Chardonnay Wine (1 5 Fl Oz Serving)
Dinner
106 mg/dL
avg. peak value
Usually has a stable response
Avg. Food Score on Ultrahuman App
Ultrahuman Users got a STABLE response
Other related foods
How to consume Chardonnay Wine without glucose spikes
Pair with Protein
Consume Chardonnay wine alongside protein-rich foods such as grilled chicken or tofu. Proteins can slow down carbohydrate absorption, helping regulate your glucose levels.
Include Healthy Fats
Incorporate healthy fats like avocados, nuts, or seeds in your meal. Fats can help slow the digestion of carbohydrates, reducing the likelihood of a glucose spike.
Opt for Fiber-Rich Foods
Add fiber-rich vegetables such as broccoli, spinach, or kale to your meal.

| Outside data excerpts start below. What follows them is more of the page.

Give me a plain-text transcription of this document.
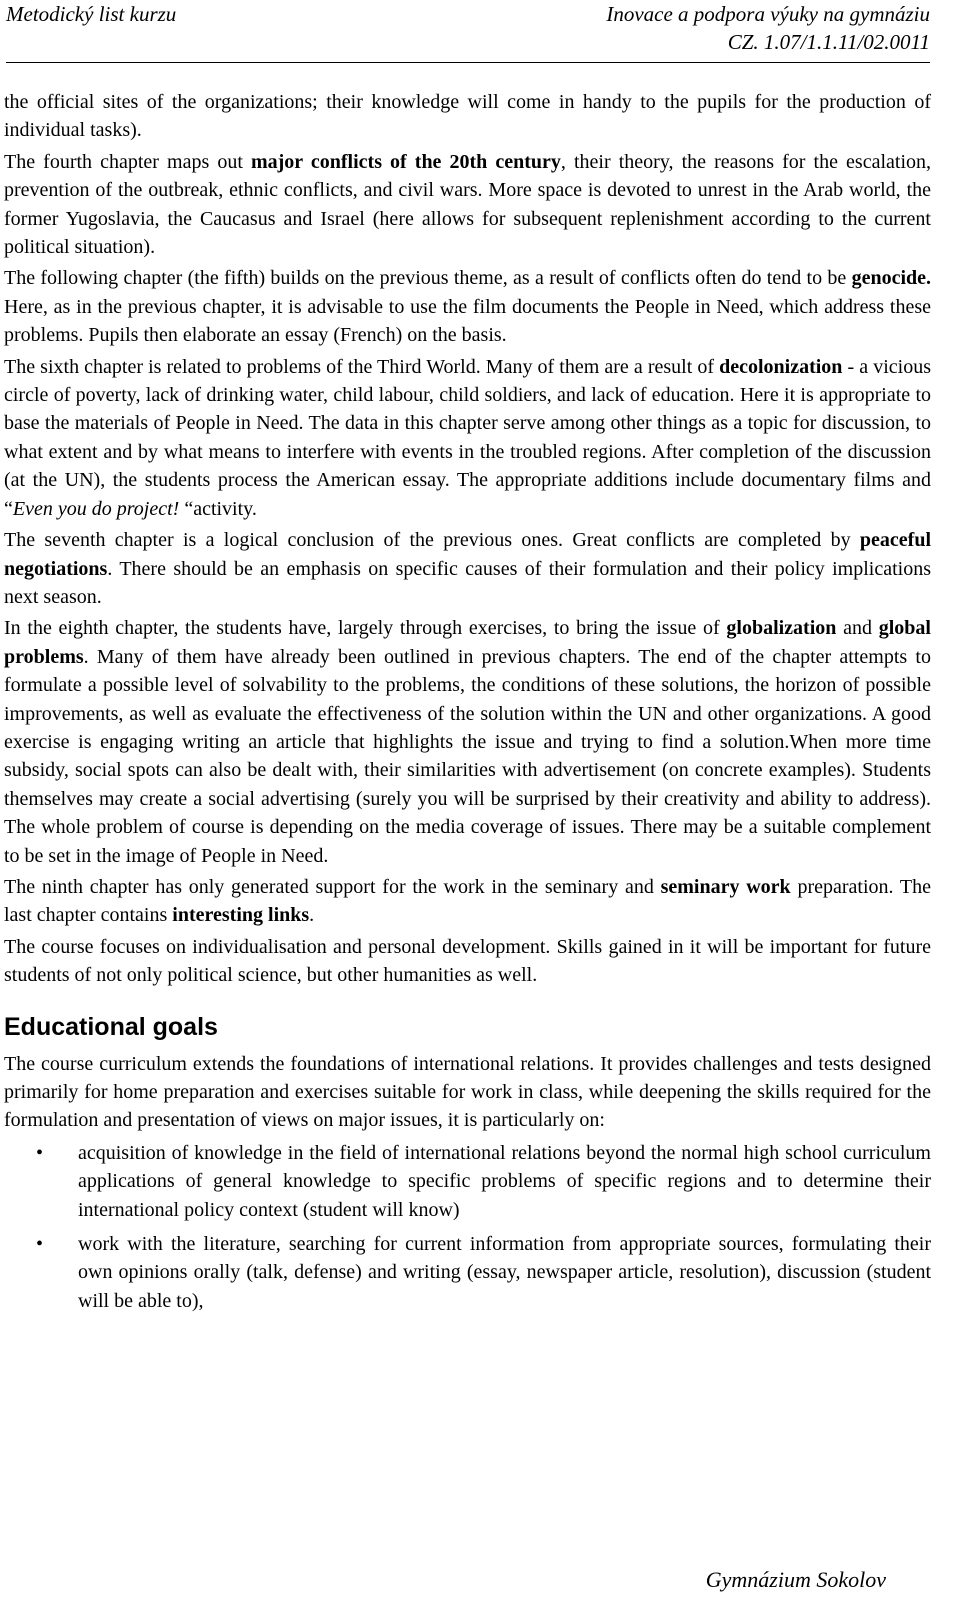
Metodický list kurzu	Inovace a podpora výuky na gymnáziu
CZ. 1.07/1.1.11/02.0011

the official sites of the organizations; their knowledge will come in handy to the pupils for the production of individual tasks).

The fourth chapter maps out major conflicts of the 20th century, their theory, the reasons for the escalation, prevention of the outbreak, ethnic conflicts, and civil wars. More space is devoted to unrest in the Arab world, the former Yugoslavia, the Caucasus and Israel (here allows for subsequent replenishment according to the current political situation).

The following chapter (the fifth) builds on the previous theme, as a result of conflicts often do tend to be genocide. Here, as in the previous chapter, it is advisable to use the film documents the People in Need, which address these problems. Pupils then elaborate an essay (French) on the basis.

The sixth chapter is related to problems of the Third World. Many of them are a result of decolonization - a vicious circle of poverty, lack of drinking water, child labour, child soldiers, and lack of education. Here it is appropriate to base the materials of People in Need. The data in this chapter serve among other things as a topic for discussion, to what extent and by what means to interfere with events in the troubled regions. After completion of the discussion (at the UN), the students process the American essay. The appropriate additions include documentary films and “Even you do project! “activity.

The seventh chapter is a logical conclusion of the previous ones. Great conflicts are completed by peaceful negotiations. There should be an emphasis on specific causes of their formulation and their policy implications next season.

In the eighth chapter, the students have, largely through exercises, to bring the issue of globalization and global problems. Many of them have already been outlined in previous chapters. The end of the chapter attempts to formulate a possible level of solvability to the problems, the conditions of these solutions, the horizon of possible improvements, as well as evaluate the effectiveness of the solution within the UN and other organizations. A good exercise is engaging writing an article that highlights the issue and trying to find a solution.When more time subsidy, social spots can also be dealt with, their similarities with advertisement (on concrete examples). Students themselves may create a social advertising (surely you will be surprised by their creativity and ability to address). The whole problem of course is depending on the media coverage of issues. There may be a suitable complement to be set in the image of People in Need.

The ninth chapter has only generated support for the work in the seminary and seminary work preparation. The last chapter contains interesting links.

The course focuses on individualisation and personal development. Skills gained in it will be important for future students of not only political science, but other humanities as well.

Educational goals

The course curriculum extends the foundations of international relations. It provides challenges and tests designed primarily for home preparation and exercises suitable for work in class, while deepening the skills required for the formulation and presentation of views on major issues, it is particularly on:

• acquisition of knowledge in the field of international relations beyond the normal high school curriculum applications of general knowledge to specific problems of specific regions and to determine their international policy context (student will know)
• work with the literature, searching for current information from appropriate sources, formulating their own opinions orally (talk, defense) and writing (essay, newspaper article, resolution), discussion (student will be able to),
Gymnázium Sokolov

Fiber can help moderate glucose absorption.
Monitor Portion Sizes
Limit your wine intake to a moderate amount and avoid overconsumption, as larger quantities of alcohol can lead to higher glucose spikes.
Stay Hydrated
Drink plenty of water alongside your wine to maintain hydration and support your body's glucose regulation processes.
Choose a Balanced Meal
Ensure your meal includes a balance of protein, fats, and carbohydrates to stabilize your glucose levels.
Consider Vinegar
Incorporate a small amount of vinegar, such as in a salad dressing, as it may help reduce the rate of gastric emptying and glucose absorption.
Eat Whole Grains
If having carbohydrates, opt for whole grains like quinoa or barley, which have a slower impact on glucose levels.
Exercise Moderately
Engage in light physical activity after eating, such as a walk, to help your body use glucose more efficiently.
Mindful Eating
Eat slowly and mindfully, allowing your body to better process the alcohol and nutrients from your meal.